085c06ff    8b4dcc          mov      ecx,dword ptr [ebp-34h]
085c0702   e89e246251       call       mscorwks!JIT_MonEnterWorker (59be2ba5)
>>>   085c0707 8b45d4       mov     eax,dword ptr [ebp-2Ch]
085c070a  8b4804            mov      ecx,dword ptr [eax+4]

085c0712  e8e9402670        call       Collections.Generic.Dictionary`2.ContainsKey(…)+..0f(…)

085c0737  8b4dcc            mov      ecx,dword ptr [ebp-34h]
085c073a  e8e0266251        call    mscorwks!JIT_MonExitWorker (59be2e1f)
085c073f   58               pop     eax
085c0740   ffe0             jmp     eax

Now let’s go check what is happening on the thread blocking 80. Execute ~18s and then k to get the stack shown next.

0:018> k


ChildEBP  RetAddr
0b1ee410  76c315e9   ntdll!NtWaitForMultipleObjects+0x15
0b1ee4ac  76061a2c   KERNELBASE!WaitForMultipleObjectsEx+0x100
0b1ee4f4  59d445a2   kernel32!WaitForMultipleObjectsExImplementation+0xe0
0b1ee55c  59d441cf   mscorwks!WaitForMultipleObjectsEx_SO_TOLERANT+0x6f
0b1ee57c  59d442d8   mscorwks!Thread::DoAppropriateAptStateWait+0x3c
0b1ee600  59d4436d   mscorwks!Thread::DoAppropriateWaitWorker+0x13c
0b1ee650  59ce4af8   mscorwks!Thread::DoAppropriateWait+0x40
0b1ee754  788069df   mscorwks!WaitHandleNative::CorWaitOneNative+0x156
0b1ee770  78806995   mscorlib_ni!System.Threading.WaitHandle.WaitOne(Int64,  Boolean)+0x2f
0b1ee788  7b4b2231   mscorlib_ni!System.Threading.WaitHandle.WaitOne(Int32,  Boolean)+0x25
0b1ee7a4  7af94c20   ***_ni!***.Control.WaitForWaitHandle(System.Threading.WaitHandle)+0x89

0b1ee960  04e32a2f   ***_Collections!***.Generic.Dictionary`2.OnItemChanged.(…)+0xad
0b1ee99c  02531d10   ***_Collections!***.Generic.Dictionary`2.set_Item(…)+0x6f

Hmmm, interesting, it appears that this thread is writing something to the Generic.Dictionary.
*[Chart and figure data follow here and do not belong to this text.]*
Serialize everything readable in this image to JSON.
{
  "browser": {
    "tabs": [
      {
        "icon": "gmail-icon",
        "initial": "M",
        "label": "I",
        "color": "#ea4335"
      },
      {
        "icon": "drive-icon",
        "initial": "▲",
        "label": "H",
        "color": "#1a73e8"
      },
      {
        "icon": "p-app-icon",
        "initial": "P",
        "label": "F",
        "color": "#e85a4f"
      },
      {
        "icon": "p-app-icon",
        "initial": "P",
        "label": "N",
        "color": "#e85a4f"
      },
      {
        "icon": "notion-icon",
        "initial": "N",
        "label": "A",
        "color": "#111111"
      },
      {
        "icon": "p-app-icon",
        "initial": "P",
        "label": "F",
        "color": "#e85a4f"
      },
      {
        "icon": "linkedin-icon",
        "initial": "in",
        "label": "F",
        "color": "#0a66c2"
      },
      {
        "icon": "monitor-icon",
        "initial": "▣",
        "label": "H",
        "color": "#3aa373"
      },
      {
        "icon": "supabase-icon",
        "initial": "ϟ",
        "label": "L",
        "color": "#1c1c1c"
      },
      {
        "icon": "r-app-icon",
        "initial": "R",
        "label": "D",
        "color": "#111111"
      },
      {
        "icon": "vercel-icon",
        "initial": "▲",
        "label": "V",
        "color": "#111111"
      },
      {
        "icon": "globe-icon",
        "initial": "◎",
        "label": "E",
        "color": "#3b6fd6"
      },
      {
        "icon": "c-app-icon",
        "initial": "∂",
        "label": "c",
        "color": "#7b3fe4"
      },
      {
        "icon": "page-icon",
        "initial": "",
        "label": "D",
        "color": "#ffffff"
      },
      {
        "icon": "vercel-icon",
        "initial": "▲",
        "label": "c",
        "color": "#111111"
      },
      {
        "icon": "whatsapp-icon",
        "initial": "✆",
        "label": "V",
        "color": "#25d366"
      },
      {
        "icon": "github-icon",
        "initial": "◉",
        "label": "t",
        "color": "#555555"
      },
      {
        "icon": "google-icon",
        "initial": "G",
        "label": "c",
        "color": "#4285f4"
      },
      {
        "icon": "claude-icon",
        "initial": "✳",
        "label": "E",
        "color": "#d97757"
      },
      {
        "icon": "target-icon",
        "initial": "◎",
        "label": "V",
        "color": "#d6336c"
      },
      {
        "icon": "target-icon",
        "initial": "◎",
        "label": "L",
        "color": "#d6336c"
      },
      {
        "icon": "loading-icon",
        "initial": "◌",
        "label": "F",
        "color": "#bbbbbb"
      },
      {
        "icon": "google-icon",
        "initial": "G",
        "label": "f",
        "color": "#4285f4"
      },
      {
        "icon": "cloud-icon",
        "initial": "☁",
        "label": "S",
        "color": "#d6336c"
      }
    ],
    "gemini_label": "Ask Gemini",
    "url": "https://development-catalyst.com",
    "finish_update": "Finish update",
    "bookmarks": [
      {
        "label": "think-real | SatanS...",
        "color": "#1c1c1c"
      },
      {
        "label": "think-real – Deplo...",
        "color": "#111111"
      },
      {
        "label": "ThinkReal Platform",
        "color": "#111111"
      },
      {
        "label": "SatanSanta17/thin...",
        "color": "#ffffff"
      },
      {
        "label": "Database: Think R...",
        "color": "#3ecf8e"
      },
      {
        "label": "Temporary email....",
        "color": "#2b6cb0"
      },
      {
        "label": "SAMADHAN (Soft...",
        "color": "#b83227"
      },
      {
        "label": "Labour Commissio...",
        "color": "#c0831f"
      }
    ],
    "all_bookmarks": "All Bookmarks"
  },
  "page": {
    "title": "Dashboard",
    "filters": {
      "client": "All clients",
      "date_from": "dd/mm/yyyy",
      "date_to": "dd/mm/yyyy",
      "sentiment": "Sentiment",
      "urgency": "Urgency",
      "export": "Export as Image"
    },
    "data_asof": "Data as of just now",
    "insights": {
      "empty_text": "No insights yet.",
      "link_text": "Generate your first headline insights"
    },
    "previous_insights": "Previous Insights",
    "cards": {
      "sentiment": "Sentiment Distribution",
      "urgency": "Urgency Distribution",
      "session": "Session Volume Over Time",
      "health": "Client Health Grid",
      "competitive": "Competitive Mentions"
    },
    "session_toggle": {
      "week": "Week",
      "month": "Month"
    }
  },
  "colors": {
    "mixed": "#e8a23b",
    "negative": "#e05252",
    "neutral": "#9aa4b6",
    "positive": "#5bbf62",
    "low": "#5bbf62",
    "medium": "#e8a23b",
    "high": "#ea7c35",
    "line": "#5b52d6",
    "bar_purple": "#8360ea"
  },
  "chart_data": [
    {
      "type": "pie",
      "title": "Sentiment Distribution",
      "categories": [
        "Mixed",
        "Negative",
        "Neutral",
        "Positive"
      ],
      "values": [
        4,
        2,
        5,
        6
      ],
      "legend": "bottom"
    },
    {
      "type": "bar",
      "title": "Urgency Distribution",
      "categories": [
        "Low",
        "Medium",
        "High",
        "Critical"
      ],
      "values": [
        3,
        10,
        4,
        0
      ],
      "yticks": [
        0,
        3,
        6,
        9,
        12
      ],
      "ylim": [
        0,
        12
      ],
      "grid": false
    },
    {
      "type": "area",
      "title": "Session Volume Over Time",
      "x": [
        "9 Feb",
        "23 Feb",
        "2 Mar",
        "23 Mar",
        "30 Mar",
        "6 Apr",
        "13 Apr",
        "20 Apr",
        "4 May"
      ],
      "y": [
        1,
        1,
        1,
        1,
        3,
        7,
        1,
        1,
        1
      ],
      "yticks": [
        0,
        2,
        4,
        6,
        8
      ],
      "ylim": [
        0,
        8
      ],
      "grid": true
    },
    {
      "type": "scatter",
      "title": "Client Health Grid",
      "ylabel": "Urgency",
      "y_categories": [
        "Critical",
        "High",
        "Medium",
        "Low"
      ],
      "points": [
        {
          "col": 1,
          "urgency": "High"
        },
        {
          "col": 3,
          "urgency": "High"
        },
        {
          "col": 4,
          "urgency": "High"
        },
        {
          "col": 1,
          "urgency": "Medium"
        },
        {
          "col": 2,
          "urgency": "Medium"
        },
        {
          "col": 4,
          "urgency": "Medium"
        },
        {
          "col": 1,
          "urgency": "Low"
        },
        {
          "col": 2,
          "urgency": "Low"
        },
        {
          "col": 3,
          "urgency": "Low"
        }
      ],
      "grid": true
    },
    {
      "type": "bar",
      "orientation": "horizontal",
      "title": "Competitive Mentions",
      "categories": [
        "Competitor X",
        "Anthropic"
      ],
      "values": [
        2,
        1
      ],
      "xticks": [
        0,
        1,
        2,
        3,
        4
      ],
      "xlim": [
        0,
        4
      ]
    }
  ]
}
Further analysis of the code resulted in identifying the fact that the Generic.Dictionary was static and all the threads in this scope where accessing the same dictionary.

Note

Check out this article where it discusses the thread safety of a Dictionary. Basically, a dictionary can support concurrent readers are long as the collection is not modified. Which we see in this case, that the dictionary is being modified which is blocking the other threads that are trying to read from it.

Solution

The solution is to synchronize your threads, making sure that there will not be a case where the dictionary is written to and read from at the same time.